Alcohol’s Three-Tier System Is Losing Its Power to Impress Judges
It was really an unusual takedown of an attorney by a judge. It was something you don’t see (or hear) very often. And it indicates what may be a significant change in the way the “three-tier” system is understood by members of the judicial branch.
The incident I want to draw readers’ attention to occurred during oral arguments at the 8th Circuit Court of Appeals last Thursday in the case of Sarasota Wine v Schmidt. This case challenges Missouri’s law that bars out-of-state wine retailers from shipping to Missouri consumers while Missouri retailers are allowed to.
At the lower, federal district court level, a judge ruled that the case should be dismissed, agreeing with the state that there was no dormant commerce clause violation when Missouri barred out of state retailers from selling to Missouri consumers. The consumer and retailer plaintiffs appealed and want the 8th Circuit Court of Appeals to rule that this decision was rendered without any evidence presented and that the case should be remanded back down to the district court for discovery and briefings by each party.
It is important to note that this retail wine shipping case is being treated as very important by those who oppose a competitive wine commerce landscape. Among those who issued amicus briefs supporting the state’s protectionist restrictions on competition are the Wine & Spirit Wholesalers of America, The American Beverage Licensees (a national retailer association), the National Beer Wholesalers of America and the Missouri Beer Wholesalers Association.

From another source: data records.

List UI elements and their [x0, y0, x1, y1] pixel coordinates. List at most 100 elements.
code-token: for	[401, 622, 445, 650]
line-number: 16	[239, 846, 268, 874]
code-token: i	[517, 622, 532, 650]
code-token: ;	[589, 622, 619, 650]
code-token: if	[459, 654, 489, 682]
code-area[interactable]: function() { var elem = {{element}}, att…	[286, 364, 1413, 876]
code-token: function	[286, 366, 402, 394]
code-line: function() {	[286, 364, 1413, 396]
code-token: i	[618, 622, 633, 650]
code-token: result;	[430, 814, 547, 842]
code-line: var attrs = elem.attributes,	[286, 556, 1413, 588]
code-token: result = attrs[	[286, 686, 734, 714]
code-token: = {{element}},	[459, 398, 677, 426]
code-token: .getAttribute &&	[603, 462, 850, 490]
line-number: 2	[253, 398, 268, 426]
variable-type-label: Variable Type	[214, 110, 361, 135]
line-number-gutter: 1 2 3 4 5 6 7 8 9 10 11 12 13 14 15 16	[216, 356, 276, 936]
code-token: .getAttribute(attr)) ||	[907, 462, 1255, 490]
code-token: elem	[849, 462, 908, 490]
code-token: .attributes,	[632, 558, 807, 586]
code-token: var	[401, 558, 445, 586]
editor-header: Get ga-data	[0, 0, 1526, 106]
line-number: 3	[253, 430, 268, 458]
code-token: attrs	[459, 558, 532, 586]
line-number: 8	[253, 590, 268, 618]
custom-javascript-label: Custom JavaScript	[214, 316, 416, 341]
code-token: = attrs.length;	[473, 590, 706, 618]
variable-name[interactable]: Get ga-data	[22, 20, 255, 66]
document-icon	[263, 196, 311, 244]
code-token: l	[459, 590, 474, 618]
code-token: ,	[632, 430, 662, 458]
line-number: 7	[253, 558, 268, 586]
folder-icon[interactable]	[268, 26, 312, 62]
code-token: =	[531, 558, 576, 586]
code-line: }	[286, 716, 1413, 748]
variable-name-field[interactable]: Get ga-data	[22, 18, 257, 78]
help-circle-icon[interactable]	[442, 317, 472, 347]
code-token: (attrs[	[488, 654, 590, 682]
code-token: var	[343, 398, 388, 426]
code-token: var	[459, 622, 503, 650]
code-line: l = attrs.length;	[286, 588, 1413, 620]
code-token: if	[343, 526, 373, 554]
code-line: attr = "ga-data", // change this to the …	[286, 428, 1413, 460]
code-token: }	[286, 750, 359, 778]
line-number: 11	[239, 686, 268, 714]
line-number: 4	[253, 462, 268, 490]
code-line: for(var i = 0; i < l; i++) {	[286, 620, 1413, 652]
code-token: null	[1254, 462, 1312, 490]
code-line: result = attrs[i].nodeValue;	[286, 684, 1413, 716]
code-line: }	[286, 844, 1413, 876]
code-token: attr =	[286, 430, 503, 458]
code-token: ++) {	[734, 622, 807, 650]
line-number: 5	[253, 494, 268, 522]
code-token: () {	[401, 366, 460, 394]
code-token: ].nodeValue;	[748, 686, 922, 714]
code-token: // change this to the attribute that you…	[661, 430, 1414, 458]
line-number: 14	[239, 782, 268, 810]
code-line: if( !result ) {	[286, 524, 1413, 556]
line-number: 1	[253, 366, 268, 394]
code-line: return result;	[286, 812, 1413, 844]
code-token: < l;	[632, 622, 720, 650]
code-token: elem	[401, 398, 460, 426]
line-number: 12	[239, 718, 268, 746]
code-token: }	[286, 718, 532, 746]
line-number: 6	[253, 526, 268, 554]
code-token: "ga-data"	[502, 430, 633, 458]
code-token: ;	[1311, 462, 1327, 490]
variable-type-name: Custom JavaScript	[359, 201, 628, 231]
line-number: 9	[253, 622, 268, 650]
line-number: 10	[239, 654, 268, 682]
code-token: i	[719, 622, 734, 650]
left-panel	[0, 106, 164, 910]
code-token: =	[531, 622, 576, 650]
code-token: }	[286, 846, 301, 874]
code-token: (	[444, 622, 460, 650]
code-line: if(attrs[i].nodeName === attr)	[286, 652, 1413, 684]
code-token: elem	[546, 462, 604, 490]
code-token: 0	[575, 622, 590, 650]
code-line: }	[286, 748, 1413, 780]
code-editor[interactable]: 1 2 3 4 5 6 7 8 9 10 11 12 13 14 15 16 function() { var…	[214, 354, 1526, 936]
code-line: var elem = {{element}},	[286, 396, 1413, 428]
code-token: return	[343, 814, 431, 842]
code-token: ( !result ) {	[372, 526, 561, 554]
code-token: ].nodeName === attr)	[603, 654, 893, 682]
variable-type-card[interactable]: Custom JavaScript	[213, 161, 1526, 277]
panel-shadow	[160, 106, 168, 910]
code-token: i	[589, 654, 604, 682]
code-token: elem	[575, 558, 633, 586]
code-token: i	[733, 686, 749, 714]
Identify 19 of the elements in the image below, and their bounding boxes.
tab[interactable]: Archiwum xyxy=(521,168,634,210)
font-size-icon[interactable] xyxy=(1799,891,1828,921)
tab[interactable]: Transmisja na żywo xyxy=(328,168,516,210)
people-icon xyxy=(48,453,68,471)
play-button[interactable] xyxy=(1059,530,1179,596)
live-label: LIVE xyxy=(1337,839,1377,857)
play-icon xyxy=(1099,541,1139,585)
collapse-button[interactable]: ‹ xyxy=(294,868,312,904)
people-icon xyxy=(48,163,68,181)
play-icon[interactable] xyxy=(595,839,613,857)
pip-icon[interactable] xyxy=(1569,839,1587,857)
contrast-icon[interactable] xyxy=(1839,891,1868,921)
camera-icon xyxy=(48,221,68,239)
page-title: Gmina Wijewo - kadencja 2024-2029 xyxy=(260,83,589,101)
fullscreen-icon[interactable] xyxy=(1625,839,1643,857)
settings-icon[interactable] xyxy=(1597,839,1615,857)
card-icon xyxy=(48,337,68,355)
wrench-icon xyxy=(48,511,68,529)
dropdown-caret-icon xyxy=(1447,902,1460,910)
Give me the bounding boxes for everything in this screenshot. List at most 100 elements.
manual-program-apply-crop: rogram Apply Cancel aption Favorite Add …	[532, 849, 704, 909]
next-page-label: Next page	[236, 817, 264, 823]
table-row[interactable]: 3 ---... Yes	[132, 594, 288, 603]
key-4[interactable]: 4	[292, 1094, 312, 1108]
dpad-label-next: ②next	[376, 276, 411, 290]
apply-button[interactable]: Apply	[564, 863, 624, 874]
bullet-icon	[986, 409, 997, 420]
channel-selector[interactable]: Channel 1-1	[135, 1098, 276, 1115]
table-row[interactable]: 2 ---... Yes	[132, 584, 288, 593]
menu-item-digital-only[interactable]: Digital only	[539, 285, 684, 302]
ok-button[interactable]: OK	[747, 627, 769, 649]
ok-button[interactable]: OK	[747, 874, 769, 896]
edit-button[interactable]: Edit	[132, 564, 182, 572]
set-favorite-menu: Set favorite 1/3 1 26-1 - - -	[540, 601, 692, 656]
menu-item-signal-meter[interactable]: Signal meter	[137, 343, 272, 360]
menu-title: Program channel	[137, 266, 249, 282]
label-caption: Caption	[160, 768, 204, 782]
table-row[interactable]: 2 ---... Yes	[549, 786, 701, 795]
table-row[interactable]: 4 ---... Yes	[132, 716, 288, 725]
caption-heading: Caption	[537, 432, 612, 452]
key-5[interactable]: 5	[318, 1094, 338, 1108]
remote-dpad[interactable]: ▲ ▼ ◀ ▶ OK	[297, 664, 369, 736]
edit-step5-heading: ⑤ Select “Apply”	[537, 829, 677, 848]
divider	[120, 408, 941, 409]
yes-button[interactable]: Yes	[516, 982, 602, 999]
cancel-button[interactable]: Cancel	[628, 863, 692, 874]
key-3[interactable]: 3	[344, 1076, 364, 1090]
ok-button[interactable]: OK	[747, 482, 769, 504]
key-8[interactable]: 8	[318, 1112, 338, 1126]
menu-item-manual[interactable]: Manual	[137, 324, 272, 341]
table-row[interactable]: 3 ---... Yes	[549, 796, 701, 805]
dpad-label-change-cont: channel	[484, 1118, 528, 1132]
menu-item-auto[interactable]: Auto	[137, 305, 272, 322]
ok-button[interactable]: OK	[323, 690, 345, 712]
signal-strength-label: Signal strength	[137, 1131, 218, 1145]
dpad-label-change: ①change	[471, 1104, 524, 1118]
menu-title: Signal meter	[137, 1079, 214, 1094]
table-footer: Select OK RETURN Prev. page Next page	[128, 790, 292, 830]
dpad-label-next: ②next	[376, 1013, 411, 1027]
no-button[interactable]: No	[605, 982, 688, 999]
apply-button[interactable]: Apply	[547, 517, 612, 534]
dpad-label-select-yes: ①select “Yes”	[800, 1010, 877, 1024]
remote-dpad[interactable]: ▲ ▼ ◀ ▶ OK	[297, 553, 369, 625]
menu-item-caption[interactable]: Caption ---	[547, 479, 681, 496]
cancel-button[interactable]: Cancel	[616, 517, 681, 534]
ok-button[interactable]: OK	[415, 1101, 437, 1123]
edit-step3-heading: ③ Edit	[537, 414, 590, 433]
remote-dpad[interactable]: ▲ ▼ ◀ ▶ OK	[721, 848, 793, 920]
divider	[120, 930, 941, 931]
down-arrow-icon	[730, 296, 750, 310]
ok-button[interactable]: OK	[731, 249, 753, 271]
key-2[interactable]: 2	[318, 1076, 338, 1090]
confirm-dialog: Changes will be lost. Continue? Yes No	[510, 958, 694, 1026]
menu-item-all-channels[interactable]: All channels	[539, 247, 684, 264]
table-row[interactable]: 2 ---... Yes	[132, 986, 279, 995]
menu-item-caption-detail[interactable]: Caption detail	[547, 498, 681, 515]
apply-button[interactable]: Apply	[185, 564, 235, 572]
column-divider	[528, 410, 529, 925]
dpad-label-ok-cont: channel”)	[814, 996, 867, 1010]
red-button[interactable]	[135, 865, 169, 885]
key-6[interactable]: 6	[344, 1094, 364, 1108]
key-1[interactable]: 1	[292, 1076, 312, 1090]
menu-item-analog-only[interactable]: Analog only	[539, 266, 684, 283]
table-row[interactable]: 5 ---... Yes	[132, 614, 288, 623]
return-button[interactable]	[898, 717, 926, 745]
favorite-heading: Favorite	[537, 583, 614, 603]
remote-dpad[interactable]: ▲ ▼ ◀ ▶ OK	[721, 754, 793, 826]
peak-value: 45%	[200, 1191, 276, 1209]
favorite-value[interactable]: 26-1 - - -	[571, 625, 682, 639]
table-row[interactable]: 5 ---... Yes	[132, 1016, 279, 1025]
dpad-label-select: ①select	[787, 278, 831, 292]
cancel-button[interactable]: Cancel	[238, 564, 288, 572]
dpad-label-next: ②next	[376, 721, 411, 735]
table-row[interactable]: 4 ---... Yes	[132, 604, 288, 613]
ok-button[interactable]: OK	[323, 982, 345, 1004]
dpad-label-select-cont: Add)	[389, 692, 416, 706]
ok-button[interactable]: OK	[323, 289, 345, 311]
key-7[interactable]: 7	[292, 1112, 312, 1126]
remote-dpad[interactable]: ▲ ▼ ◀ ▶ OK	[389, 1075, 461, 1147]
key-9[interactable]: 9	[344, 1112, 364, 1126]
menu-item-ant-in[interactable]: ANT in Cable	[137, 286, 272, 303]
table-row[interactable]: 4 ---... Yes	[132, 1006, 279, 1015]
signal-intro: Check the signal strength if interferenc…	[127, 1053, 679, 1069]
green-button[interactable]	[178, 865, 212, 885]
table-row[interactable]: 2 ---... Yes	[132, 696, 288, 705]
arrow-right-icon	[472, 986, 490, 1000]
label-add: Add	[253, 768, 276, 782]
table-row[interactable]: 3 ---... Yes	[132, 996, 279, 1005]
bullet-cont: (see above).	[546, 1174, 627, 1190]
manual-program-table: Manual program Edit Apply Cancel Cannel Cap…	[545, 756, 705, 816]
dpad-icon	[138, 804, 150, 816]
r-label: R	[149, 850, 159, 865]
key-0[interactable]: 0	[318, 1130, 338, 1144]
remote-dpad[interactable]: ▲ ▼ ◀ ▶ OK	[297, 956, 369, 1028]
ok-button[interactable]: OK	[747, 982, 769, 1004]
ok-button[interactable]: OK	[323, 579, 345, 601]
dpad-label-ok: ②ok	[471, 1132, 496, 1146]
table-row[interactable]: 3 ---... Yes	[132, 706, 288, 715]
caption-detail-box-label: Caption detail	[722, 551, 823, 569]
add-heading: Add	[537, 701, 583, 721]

The oral arguments at the 8th Circuit Court of Appeals began with retailer and consumer plaintiffs’ attorney Robert Epstein (of Granholm v Heald fame) presenting his case with only two short interruptions by the judges to ask very basic questions.
Then, the attorney for the state of Missouri, Zachary Bluestone, was invited to present his counter-argument. He began this way:
“This case is about nothing less than the continued viability of the three-tier system.”
It was with that first sentence and no more than 15 seconds into Bluestone’s presentation that Judge James B. Loken jumped in with this:
“Counsel, that’s just not true. That’s such an exaggeration that I’m not going to let you start with that….We had no idea whether Granholm would apply to Missouri’s three-tier system and [retailer shipping] would mean the death knell of it. I’m sure there are some powerful lobbyists in Missouri who would consider it [retail shipping] a death knell, but that’s almost irrelevant.”
This was a rebuke. A rebuke of an attorney by a judge that I’ve not seen delivered quite this forcefully…ever. Gathering himself, Mr. Bluestone went on to make the main point in the State’s case defending their law barring retailer shipping:
“Out of state retailers are not subject to Missouri regulation. More importantly, the alcohol they sell never passes through the three-tier system.”
And again, this idea of the vital importance of the three-tier system didn’t sit well with Judge Loken who again immediately jumped in with this:
“Counsel, I frankly don’t care about the three-tier system. I care about harmonizing the 21st Amendment with the Commerce Clause. If I read Granholm, as confirmed in Tennessee Wine, the three-tier system, which is absolutely a valid way for states to accomplish its 21st Amendment objectives, must yield or be subject to Commerce Clause restrictions. It doesn’t mean it can’t be done. It may or may not look differently at the end of that if the three-tier system has been inherently disrupted and replaced by the modern economy. The Commerce Clause trumps the 21st Amendment to the extent that interstate discrimination cannot be justified by 21st Amendment principles.”
Once again, this was a rebuke. And a pretty forceful one. Missouri’s attorney never really got his bearings back. The judges continued to pepper him with adversarial questions throughout his delivery.
As I listened to the oral arguments live, it was at the moment described above that I thought to myself, when Robert Epstein is called back up to make final statements for the plaintiffs he really shouldn’t get off his chair. He really shouldn’t say a word. He should merely tell the judges, “We have nothing further.” Anything else would have been akin to sending Ricky Henderson to steal second base in the top of the 9th while his team was winning 10-0. In the end, Mr. Epstein made a quick comment and sat down.
If you follow these sorts of wine shipping cases, I urge you to listen to the recording of the oral arguments.
The wheels of justice turn very slowly, particularly when you are dealing with federal court cases. This case began in 2017. It likely won’t be ended until the end of 2021. Meanwhile, there are eight other very similar cases working their way through the federal court system. Additionally, there is a possibility that one of those cases will be accepted by the Supreme Court by the end of this year.
However, what this particular oral argument tells me is that the legal legitimacy of the three-tier system does not carry nearly the weight it once did. Twenty years ago it would have been very unlikely to hear a judge publicly rebuke an attorney for giving so much weight to the legitimacy and importance of that system. This all bodes well for consumers, wine retailers, free trade, and modernity’s long-standing effort to push its nose into the alcohol regulatory tent.